Milhões de explorados apercebem-se de que o capitalismo se tornou um
factor de regressão absoluta da humanidade. A grande maioria rejeita o
monstruoso projecto de sociedade que pretendem impor-lhe. O Fórum Social
mundial e os fóruns sociais continentais e nacionais confirmaram que o
sistema de poder que aspira á dominação universal e
perpétua enfrenta uma condenação crescente. Mas desses
grandiosos protestos transparece também que não existe consenso
quanto ás formas de luta contra o sistema imperial nem quanto à
temática das alternativas ao neoliberalismo globalizado.
A consciência de que a humanidade enfrenta uma crise global sem
precedentes, que é simultaneamente social, económica, financeira,
militar, cultural e ambiental não é acompanhada ainda de uma
disponibilidade para lutas globais que traduzam essa consciência.
Na procura de uma resposta, as questões teóricas e as
práticas apresentam-se com frequência interligadas numa teia
labiríntica. A luta contra a escalada de terrorismo do estado imperial
é prioritária. Mas para se derrotar a engrenagem que
ameaça a própria continuidade da vida é
indispensável compreender antes de mais a estratégia e os
mecanismos do sistema de dominação opressor. A
rejeição do projecto imperial e da globalização
neoliberal deve conduzir à consciência de que esta como
reconhece Thomas Friedman, ex- assessor de Madeleine Albright- não
poderia funcionar sem um «punho invisível» , a máquina
de guerra dos EUA ,que a sustenta e viabiliza.
Entretanto a tentativa de prever o futuro e esboçar os seus contornos
é uma fonte de problemas.
A aspiração é legitima.
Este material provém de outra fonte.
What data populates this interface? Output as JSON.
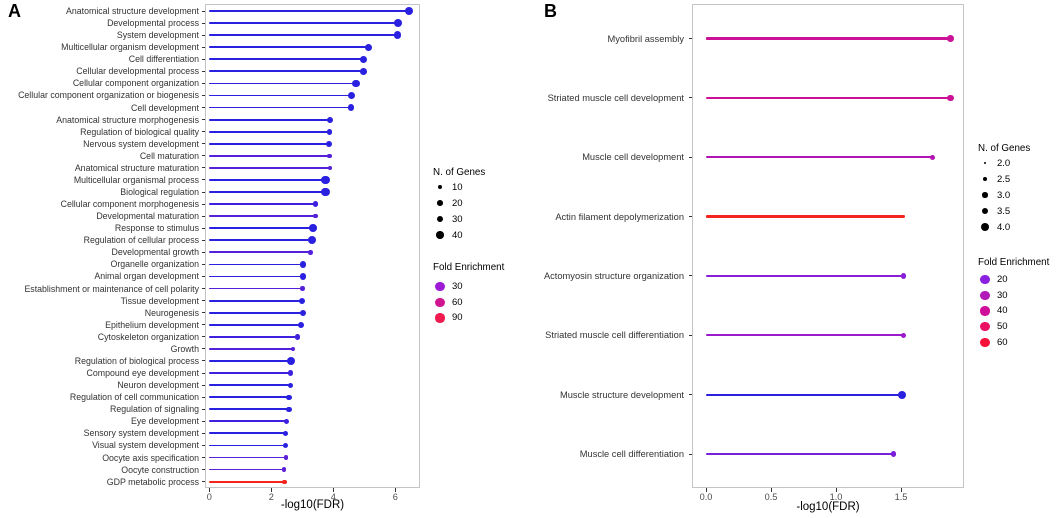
{
  "chart_data": [
    {
      "type": "bar",
      "variant": "lollipop",
      "title": "A",
      "xlabel": "-log10(FDR)",
      "ylabel": "",
      "xlim": [
        -0.14,
        6.79
      ],
      "x_ticks": [
        "0",
        "2",
        "4",
        "6"
      ],
      "x_tick_values": [
        0,
        2,
        4,
        6
      ],
      "grid": false,
      "legend_position": "right",
      "categories": [
        "Anatomical structure development",
        "Developmental process",
        "System development",
        "Multicellular organism development",
        "Cell differentiation",
        "Cellular developmental process",
        "Cellular component organization",
        "Cellular component organization or biogenesis",
        "Cell development",
        "Anatomical structure morphogenesis",
        "Regulation of biological quality",
        "Nervous system development",
        "Cell maturation",
        "Anatomical structure maturation",
        "Multicellular organismal process",
        "Biological regulation",
        "Cellular component morphogenesis",
        "Developmental maturation",
        "Response to stimulus",
        "Regulation of cellular process",
        "Developmental growth",
        "Organelle organization",
        "Animal organ development",
        "Establishment or maintenance of cell polarity",
        "Tissue development",
        "Neurogenesis",
        "Epithelium development",
        "Cytoskeleton organization",
        "Growth",
        "Regulation of biological process",
        "Compound eye development",
        "Neuron development",
        "Regulation of cell communication",
        "Regulation of signaling",
        "Eye development",
        "Sensory system development",
        "Visual system development",
        "Oocyte axis specification",
        "Oocyte construction",
        "GDP metabolic process"
      ],
      "values": [
        6.44,
        6.09,
        6.07,
        5.13,
        4.97,
        4.97,
        4.73,
        4.59,
        4.57,
        3.9,
        3.88,
        3.85,
        3.87,
        3.9,
        3.75,
        3.75,
        3.42,
        3.42,
        3.35,
        3.31,
        3.27,
        3.02,
        3.03,
        3.0,
        3.0,
        3.02,
        2.95,
        2.84,
        2.7,
        2.63,
        2.62,
        2.63,
        2.57,
        2.57,
        2.48,
        2.46,
        2.46,
        2.48,
        2.41,
        2.43
      ],
      "genes": [
        50,
        45,
        40,
        38,
        32,
        32,
        36,
        36,
        32,
        24,
        22,
        22,
        9,
        9,
        48,
        48,
        16,
        9,
        40,
        44,
        11,
        28,
        28,
        10,
        24,
        24,
        22,
        20,
        10,
        46,
        16,
        16,
        17,
        17,
        16,
        16,
        16,
        8,
        9,
        7
      ],
      "colors": [
        "#2a21e0",
        "#2a21e0",
        "#2a21e0",
        "#2a21e0",
        "#2a21e0",
        "#2a21e0",
        "#2a21e0",
        "#2a21e0",
        "#2a21e0",
        "#2a21e0",
        "#2a21e0",
        "#2a21e0",
        "#5520da",
        "#5520da",
        "#2a21e0",
        "#2a21e0",
        "#3d21de",
        "#5520da",
        "#2a21e0",
        "#2a21e0",
        "#5520da",
        "#2a21e0",
        "#2a21e0",
        "#5520da",
        "#2a21e0",
        "#2a21e0",
        "#2a21e0",
        "#3d21de",
        "#5520da",
        "#2a21e0",
        "#3d21de",
        "#2a21e0",
        "#2a21e0",
        "#2a21e0",
        "#3d21de",
        "#2a21e0",
        "#2a21e0",
        "#5c20d8",
        "#5c20d8",
        "#f2241c"
      ],
      "legend": {
        "size_title": "N. of Genes",
        "sizes": [
          {
            "label": "10",
            "genes": 10
          },
          {
            "label": "20",
            "genes": 20
          },
          {
            "label": "30",
            "genes": 30
          },
          {
            "label": "40",
            "genes": 40
          }
        ],
        "color_title": "Fold Enrichment",
        "colors": [
          {
            "label": "30",
            "color": "#9e1bd6"
          },
          {
            "label": "60",
            "color": "#cf1691"
          },
          {
            "label": "90",
            "color": "#ef1a50"
          }
        ]
      }
    },
    {
      "type": "bar",
      "variant": "lollipop",
      "title": "B",
      "xlabel": "-log10(FDR)",
      "ylabel": "",
      "xlim": [
        -0.11,
        1.98
      ],
      "x_ticks": [
        "0.0",
        "0.5",
        "1.0",
        "1.5"
      ],
      "x_tick_values": [
        0,
        0.5,
        1.0,
        1.5
      ],
      "grid": false,
      "legend_position": "right",
      "categories": [
        "Myofibril assembly",
        "Striated muscle cell development",
        "Muscle cell development",
        "Actin filament depolymerization",
        "Actomyosin structure organization",
        "Striated muscle cell differentiation",
        "Muscle structure development",
        "Muscle cell differentiation"
      ],
      "values": [
        1.88,
        1.88,
        1.74,
        1.52,
        1.52,
        1.52,
        1.51,
        1.44
      ],
      "genes": [
        3.5,
        3.5,
        3.0,
        2.0,
        3.0,
        3.0,
        4.0,
        3.0
      ],
      "colors": [
        "#cc1199",
        "#cc1199",
        "#b313b0",
        "#f42420",
        "#8b1fd8",
        "#9a1bcb",
        "#2a21e0",
        "#7a1fd9"
      ],
      "legend": {
        "size_title": "N. of Genes",
        "sizes": [
          {
            "label": "2.0",
            "genes": 2.0
          },
          {
            "label": "2.5",
            "genes": 2.5
          },
          {
            "label": "3.0",
            "genes": 3.0
          },
          {
            "label": "3.5",
            "genes": 3.5
          },
          {
            "label": "4.0",
            "genes": 4.0
          }
        ],
        "color_title": "Fold Enrichment",
        "colors": [
          {
            "label": "20",
            "color": "#8a20e0"
          },
          {
            "label": "30",
            "color": "#b118b8"
          },
          {
            "label": "40",
            "color": "#cf0f99"
          },
          {
            "label": "50",
            "color": "#ea0f62"
          },
          {
            "label": "60",
            "color": "#f8123a"
          }
        ]
      }
    }
  ]
}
O velho brado antinómico
de Rosa Luxemburgo «Socialismo ou Barbárie» não perdeu
actualidade. Mas a reflexão critica sobre os erros que conduziram
à implosão da URSS e ao trágico desfecho do regime
nascido da Revolução de Outubro de 17 desvia-se do objectivo,
assumindo aspectos negativos, quando desemboca em exercícios de
futurologia que deixam transparecer desconhecimento da historia, das
sociedades contemporâneas e da evolução do imperialismo.
A imprescindível reflexão sobre a transição do
capitalismo para o socialismo e os fracassos das revoluções que
se propunham a encontrar resposta para esse desafio não devem ser
confundidos com a elaboração de programas para a fase de
transição. Ao inverterem prioridades e tempos históricos,
na tentativa de explicarem o que não se fez e deverá fazer-se, no
esforço para esboçarem o perfil do socialismo com que sonham,
muitos teóricos da «transição» desenvolvem um
trabalho de escassa ou nula utilidade.
Voltarei ao tema mais adiante, mas quero desde já sublinhar que tudo
separa esses fazedores de «programas para a transição»
de intelectuais como István Mészaros, Samir Amin e Georges
Gastaud que, a partir de um conhecimento profundo do marxismo, escreveram
trabalhos importantíssimos sobre a problemática da
transição para o socialismo em sociedades onde ela fracassou
dramaticamente.
Camaradas e amigos
Este Encontro tem por titulo «Civilização ou
Barbárie». Paradoxalmente, o sistema de poder que ameaça
mergulhar o mundo na barbárie apresenta-se como o campeão da
luta contra o terrorismo e faz dela a primeira prioridade da sua
estratégia.
Na prática, porém, a sua política de guerras ditas preventivas
configura uma forma inédita de terrorismo de estado. As agressões
militares dos EUA a povos com o iraquiano e o afegão contribuíram,
após o 11 de Setembro, para multiplicar e disseminar o terrorismo em
escala mundial. Em ultima análise é a política imperial
neonazi de Washington a responsável pela proliferação de
atentados terroristas praticados por seitas de fanáticos
fundamentalistas, incluindo sequestros monstruosos com desfechos de
tragédia como o da Ossétia do Norte.
Lutar contra o sistema de poder que tem o seu pólo em Washington
tornou-se, portanto, uma necessidade ligada à sobrevivência da
humanidade.
Na crise global que vivemos a frente principal no confronto com o imperialismo
é aquela onde o inimigo, concentrando grandes forças, actua com
mais agressividade e investe mais recursos materiais e humanos- a frente em que
os desafios por ele enfrentados e a resistência encontrada lhe causam
maiores dificuldades, pondo em causa o mito da sua invencibilidade.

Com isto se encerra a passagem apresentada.